Tara nodded. This was grief, all right. ‘I’m afraid I am.’
‘You can’t be,’ he repeated, leaning forward so that his lowered voice was nothing more than a deep hiss of accusation. ‘I used protection.’
Tara licked her lips, pleased when the server arrived with their bottle to interrupt their combat, although the silence grew interminably long as she poured the water and it fizzed and foamed over two ice-filled crystal glasses. It was only when the woman had gone and Tara had forced herself to gather her composure long enough to take a deep and refreshing mouthful that she nodded. ‘I realise that. And I also understand that the barrier method isn’t a hundred per cent reliable.’
Incredulously, he looked at her. ‘The barrier method?’ he echoed. ‘Who the hell calls it that any more?’
‘I read it in a book about pregnancy.’
‘When was it published? Some time early in the eighteenth century?’
Tara urged herself to ignore his habitual sarcasm, which right now seemed more wounding than it had ever done before. This was way too important to allow hurt feelings and emotions to get in the way of what really mattered, which was the tiny life growing inside her. But neither was she prepared to just sit there and allow Lucas to hurl insults at her, not when he was as much to blame as she was. And I don’t want to feel blame, she thought brokenly. I don’t want my baby to have all the judgmental stuff hurled at it which I once had to suffer.
She put her glass down on the table with a shaky hand and the ice cubes rattled like wind chimes. ‘Being flippant isn’t going to help matters.’
‘Really? So do you have a magic formula for something which is going to help matters, because if so I’m longing to hear it?’
‘There’s no need to be so...rude!’
He leaned forward so that the tiny pulse working frantically at his temple was easily visible. ‘I’m not being rude, I’m being honest. I never wanted children, Tara,’ he gritted out. ‘Never. Do you understand? Not from when I was a teenage boy—and that certainty hasn’t diminished one iota over the years.’
She told herself to stay calm. ‘It wasn’t exactly on my agenda either,’ she said. ‘But we’re not talking hypothetical. This is real and I’m pregnant and I thought you had a right to know. That’s all.’

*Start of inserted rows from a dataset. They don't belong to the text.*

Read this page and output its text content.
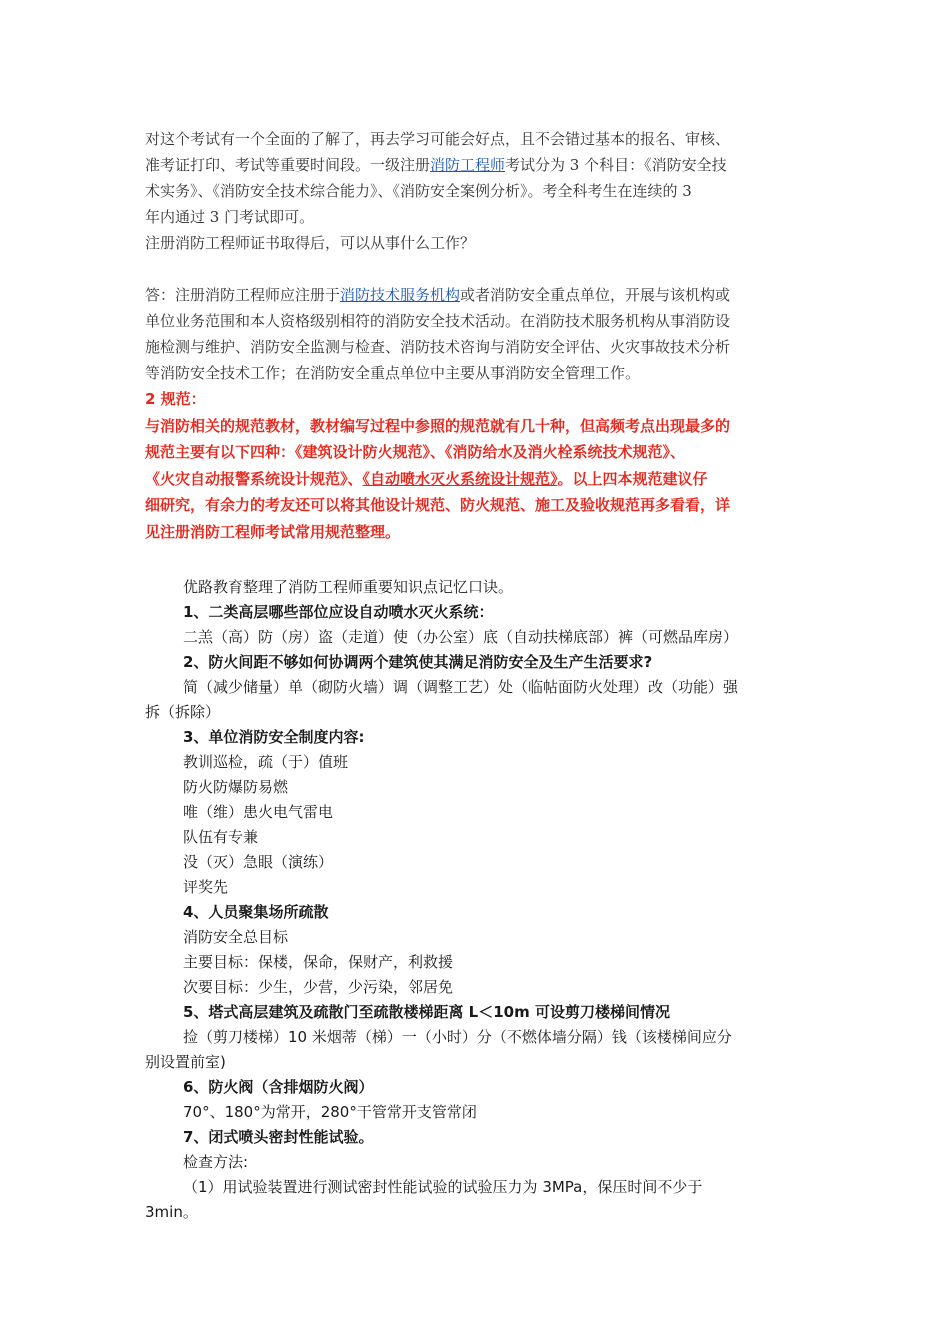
对这个考试有一个全面的了解了，再去学习可能会好点，且不会错过基本的报名、审核、
准考证打印、考试等重要时间段。一级注册消防工程师考试分为 3 个科目：《消防安全技
术实务》、《消防安全技术综合能力》、《消防安全案例分析》。考全科考生在连续的 3
年内通过 3 门考试即可。

注册消防工程师证书取得后，可以从事什么工作？

答：注册消防工程师应注册于消防技术服务机构或者消防安全重点单位，开展与该机构或
单位业务范围和本人资格级别相符的消防安全技术活动。在消防技术服务机构从事消防设
施检测与维护、消防安全监测与检查、消防技术咨询与消防安全评估、火灾事故技术分析
等消防安全技术工作；在消防安全重点单位中主要从事消防安全管理工作。

2 规范：
与消防相关的规范教材，教材编写过程中参照的规范就有几十种，但高频考点出现最多的
规范主要有以下四种：《建筑设计防火规范》、《消防给水及消火栓系统技术规范》、
《火灾自动报警系统设计规范》、《自动喷水灭火系统设计规范》。以上四本规范建议仔
细研究，有余力的考友还可以将其他设计规范、防火规范、施工及验收规范再多看看，详
见注册消防工程师考试常用规范整理。
优路教育整理了消防工程师重要知识点记忆口诀。
1、二类高层哪些部位应设自动喷水灭火系统：
二羔（高）防（房）盗（走道）使（办公室）底（自动扶梯底部）裤（可燃品库房）
2、防火间距不够如何协调两个建筑使其满足消防安全及生产生活要求?
简（减少储量）单（砌防火墙）调（调整工艺）处（临帖面防火处理）改（功能）强
拆（拆除）
3、单位消防安全制度内容:
教训巡检，疏（于）值班
防火防爆防易燃
唯（维）患火电气雷电
队伍有专兼
没（灭）急眼（演练）
评奖先
4、人员聚集场所疏散
消防安全总目标
主要目标：保楼，保命，保财产，利救援
次要目标：少生，少营，少污染，邻居免
5、塔式高层建筑及疏散门至疏散楼梯距离 L＜10m 可设剪刀楼梯间情况
捡（剪刀楼梯）10 米烟蒂（梯）一（小时）分（不燃体墙分隔）钱（该楼梯间应分
别设置前室)
6、防火阀（含排烟防火阀）
70°、180°为常开，280°干管常开支管常闭
7、闭式喷头密封性能试验。
检查方法:
（1）用试验装置进行测试密封性能试验的试验压力为 3MPa，保压时间不少于
3min。
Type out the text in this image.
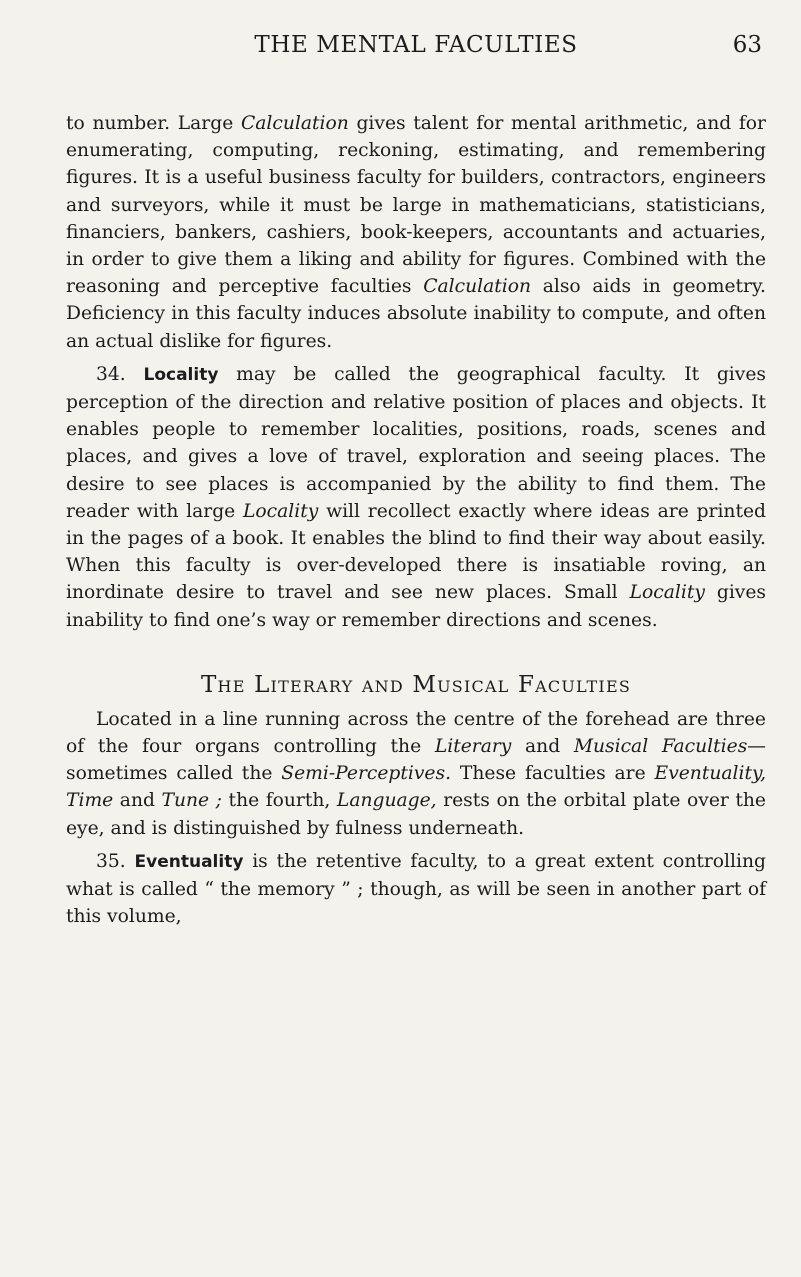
THE MENTAL FACULTIES	63

to number. Large Calculation gives talent for mental arithmetic, and for enumerating, computing, reckoning, estimating, and remembering figures. It is a useful business faculty for builders, contractors, engineers and surveyors, while it must be large in mathematicians, statisticians, financiers, bankers, cashiers, book-keepers, accountants and actuaries, in order to give them a liking and ability for figures. Combined with the reasoning and perceptive faculties Calculation also aids in geometry. Deficiency in this faculty induces absolute inability to compute, and often an actual dislike for figures.

34. Locality may be called the geographical faculty. It gives perception of the direction and relative position of places and objects. It enables people to remember localities, positions, roads, scenes and places, and gives a love of travel, exploration and seeing places. The desire to see places is accompanied by the ability to find them. The reader with large Locality will recollect exactly where ideas are printed in the pages of a book. It enables the blind to find their way about easily. When this faculty is over-developed there is insatiable roving, an inordinate desire to travel and see new places. Small Locality gives inability to find one’s way or remember directions and scenes.

The Literary and Musical Faculties

Located in a line running across the centre of the forehead are three of the four organs controlling the Literary and Musical Faculties—sometimes called the Semi-Perceptives. These faculties are Eventuality, Time and Tune ; the fourth, Language, rests on the orbital plate over the eye, and is distinguished by fulness underneath.

35. Eventuality is the retentive faculty, to a great extent controlling what is called “ the memory ” ; though, as will be seen in another part of this volume,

Lucas stared at her, half wondering if she was going to suddenly burst out laughing and giggle, ‘April Fool,’ and he would be angry at first, but ultimately relieved. He might even consider taking her up to his hotel room and exacting a very satisfying form of retribution—something which would give him a brief respite from the dark reality which had been visited upon him in that damned lawyer’s office. But this was October, not April, and Tara wouldn’t be insane enough to fly out here without warning unless what she said was true. And she wasn’t smiling.
He thought about the ways in which he could react to her unwanted statement.
He could demand she take a DNA test and quiz her extensively about subsequent lovers she might have dallied with after he’d taken her innocence. But even as he thought it he knew only a fool would react in that way, because deep down he knew there had been no lover in Tara Fitzpatrick’s life but him.
He could have a strong drink.
Maybe he would—because the time it took to slowly sip at a glass of spirit would give him time to consider his response to her. But not here. Not with half of New York City’s movers and shakers in attendance and a couple of people he recognised staring at him curiously from the other side of the room. He wasn’t surprised at their expressions, because never had anyone looked more as if they shouldn’t be there than Tara Fitzpatrick, with her thick green sweater the colour of Irish hills and her striking hair piled on top of her head, with strands tumbling untidily down the sides of her pale face.
He saw that her ridiculously over-long scarf was wound around her neck—the multicoloured one she’d started knitting when she first came to work for him and which had once made him sarcastically enquire whether she ever planned to finish it. ‘I don’t know how to cast off,’ had been her plaintive reply, and he had smiled before suggesting she ask someone. But he wasn’t smiling now.